Inauguration émouvante de l’école Marie-Laurence-Quatrefage

Du 09/10/2019

 

 

 

Tous les élus, maires, député, sénateur, président et conseillers du Département, sous-préfet, avaient répondu présent à l’appel du maire Henri Regord, pour l’inauguration de l’école rénovée de Saint-Jean-du-Bruel.
La cérémonie revêtait un caractère particulier avec le dévoilement sur sa façade de la plaque à la mémoire de Marie-Laurence Quatrefage, dont l’école porte désormais le nom. La population de Saint-Jean, largement présente, ainsi que de nombreux membres de la famille de l’ancienne maire entouraient Regine Haxaire, qui a rappelé la personnalité et le rôle de sa mère dans ces années de guerre.

Veuve, mère de neuf enfants, Marie-Laurence Quatrefage a accueilli et caché Chaïm Widerspan en 1944 jusqu’à son départ pour le maquis de l’Aigoual. Simon Massbaum, délégué régional du comité Yad Vashem, a souligné le risque qu’elle avait ainsi pris. C’est grâce à une lettre de Chaïm au comité français pour Yad Vashem que lui fut décernée la médaille de Juste parmi les Nations.

Tous les discours ont mis en avant l’exemplarité de cette femme qui compta après-guerre parmi les premières femmes élues maire, lors du premier scrutin qui leur ouvrait le droit de vote. Ses profondes convictions catholiques dans ces Cévennes marquées par la Réforme lui ont certes valu quelques inimitiés, mais elle a accompli néanmoins trois mandats.

"Un Juste n’est ni saint, ni parfait ; c’est seulement un homme ou une femme qui a résisté à l’oppression, à la peur, pour sauver un juif, lui rendant sa dignité d’homme dont le privait l’idéologie nazie. Donner à une école le nom d’un Juste parmi les Nations, c’est croire en l’humanité naissante de ses enfants et confier à leurs maîtres la noble tâche de la préserver et de la renforcer", écrivait Roland Camboulives, dans Lou Païs Saint-Jeantais.

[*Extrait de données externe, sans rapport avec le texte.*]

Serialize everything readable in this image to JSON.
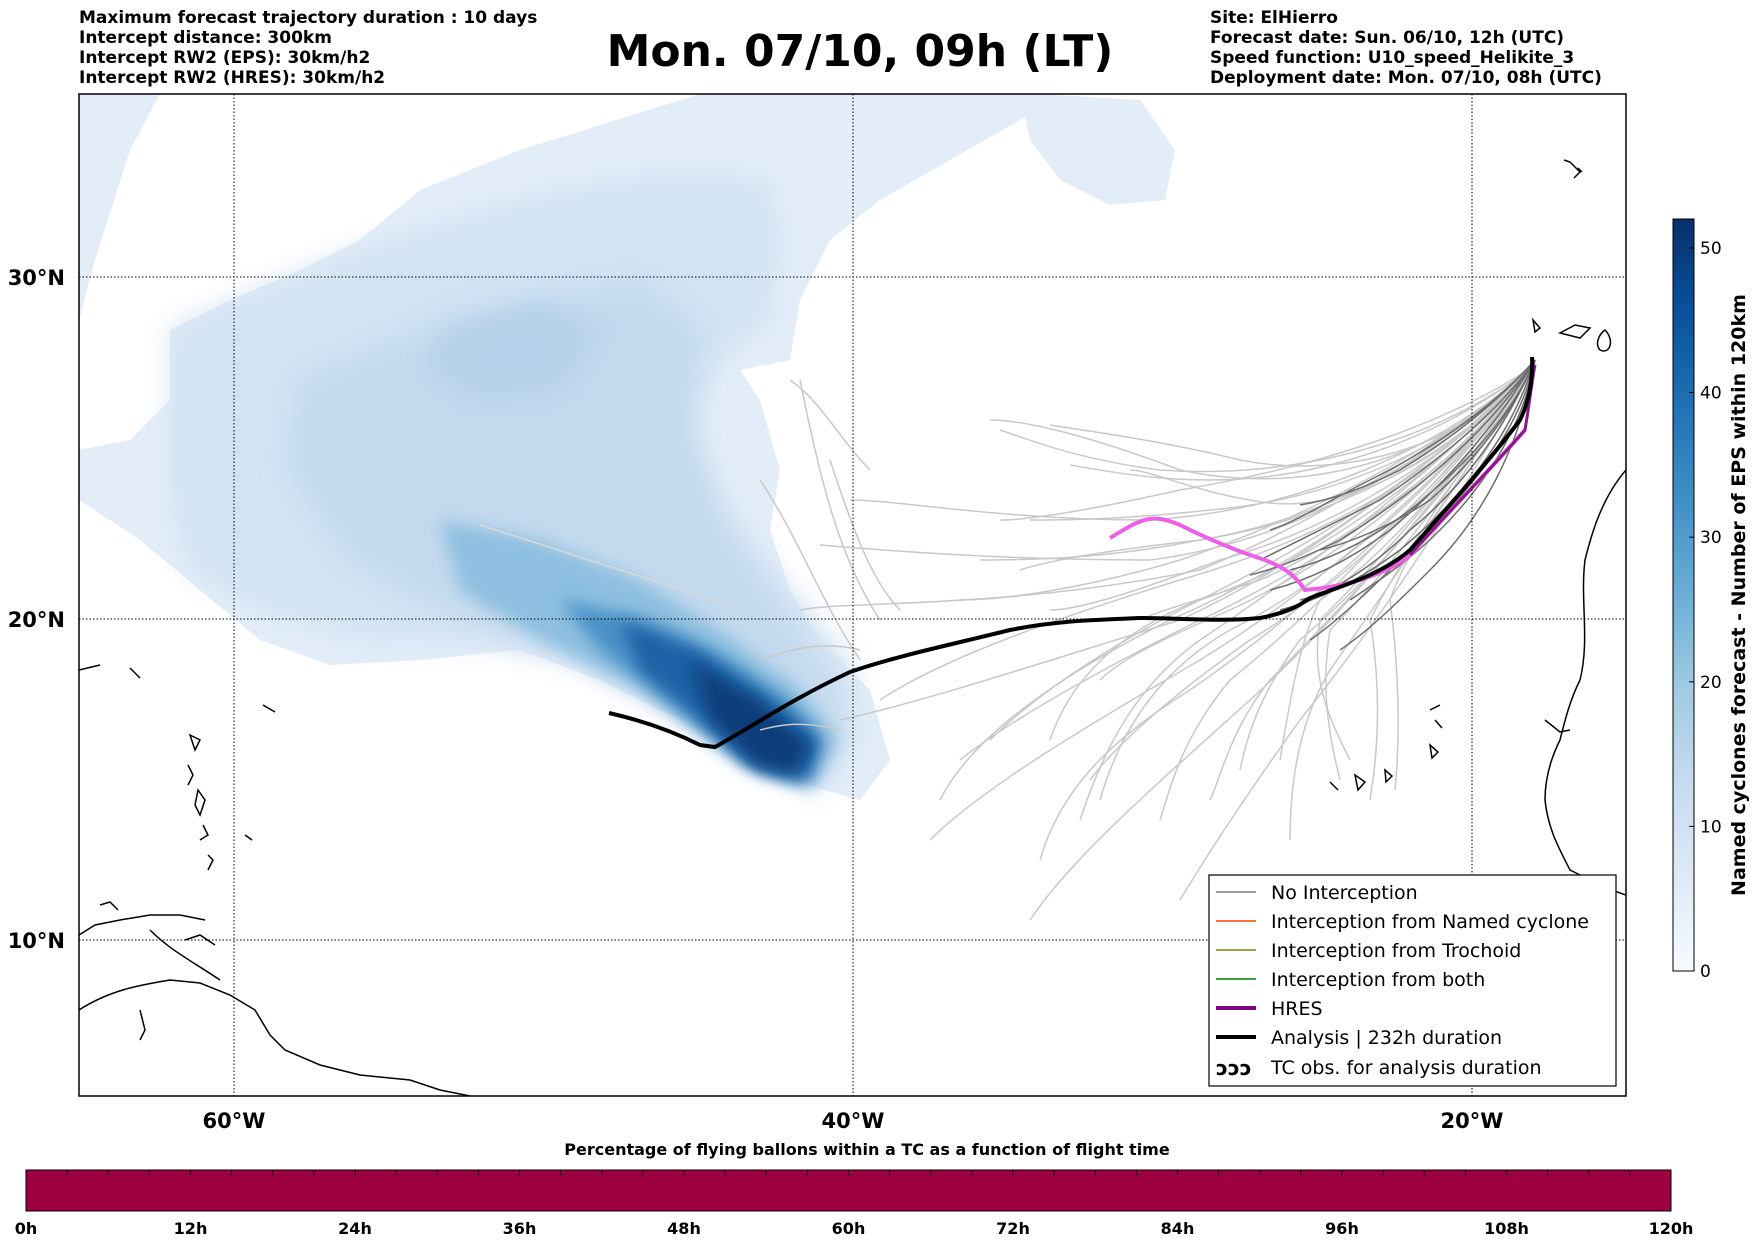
{
  "header": {
    "left_lines": [
      "Maximum forecast trajectory duration : 10 days",
      "Intercept distance: 300km",
      "Intercept RW2 (EPS):  30km/h2",
      "Intercept RW2 (HRES): 30km/h2"
    ],
    "title": "Mon. 07/10, 09h (LT)",
    "right_lines": [
      "Site: ElHierro",
      "Forecast date: Sun. 06/10, 12h (UTC)",
      "Speed function: U10_speed_Helikite_3",
      "Deployment date: Mon. 07/10, 08h (UTC)"
    ]
  },
  "map": {
    "lat_labels": [
      "30°N",
      "20°N",
      "10°N"
    ],
    "lon_labels": [
      "60°W",
      "40°W",
      "20°W"
    ],
    "legend": [
      {
        "label": "No Interception",
        "color": "#808080",
        "style": "thin"
      },
      {
        "label": "Interception from Named cyclone",
        "color": "#ff4500",
        "style": "thin"
      },
      {
        "label": "Interception from Trochoid",
        "color": "#808000",
        "style": "thin"
      },
      {
        "label": "Interception from both",
        "color": "#008000",
        "style": "thin"
      },
      {
        "label": "HRES",
        "color": "#800080",
        "style": "thick"
      },
      {
        "label": "Analysis | 232h duration",
        "color": "#000000",
        "style": "thick"
      },
      {
        "label": "TC obs. for analysis duration",
        "color": "#000000",
        "style": "symbol",
        "symbol": "ↄↄↄ"
      }
    ]
  },
  "colorbar": {
    "label": "Named cyclones forecast - Number of EPS within 120km",
    "ticks": [
      "0",
      "10",
      "20",
      "30",
      "40",
      "50"
    ],
    "min": 0,
    "max": 52
  },
  "time_bar": {
    "title": "Percentage of flying ballons within a TC as a function of flight time",
    "color": "#9e0142",
    "ticks": [
      "0h",
      "12h",
      "24h",
      "36h",
      "48h",
      "60h",
      "72h",
      "84h",
      "96h",
      "108h",
      "120h"
    ]
  }
}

"Ce bâtiment de la grand-rue a une histoire qui résonne avec cette cérémonie", a rappelé Henri Regord. Avant de devenir l’école des filles en 1922, elle appartenait à une grande famille protestante de Nîmes : les Donnedieu de Vabres. En 1886, s’éteignait dans cette maison François Donnedieu de Vabres, dont le petit-fils, Henri Donnedieu de Vabres, fut le seul juge français au tribunal de Nuremberg. Ainsi se retrouvent, dans un même lieu, la mémoire d’un juge protestant condamnant les bourreaux nazis à Nuremberg, et celle d’une catholique cachant un juif au péril de sa vie. à travers eux, justice, courage et reconnaissance trouvent leur sens dans cette école.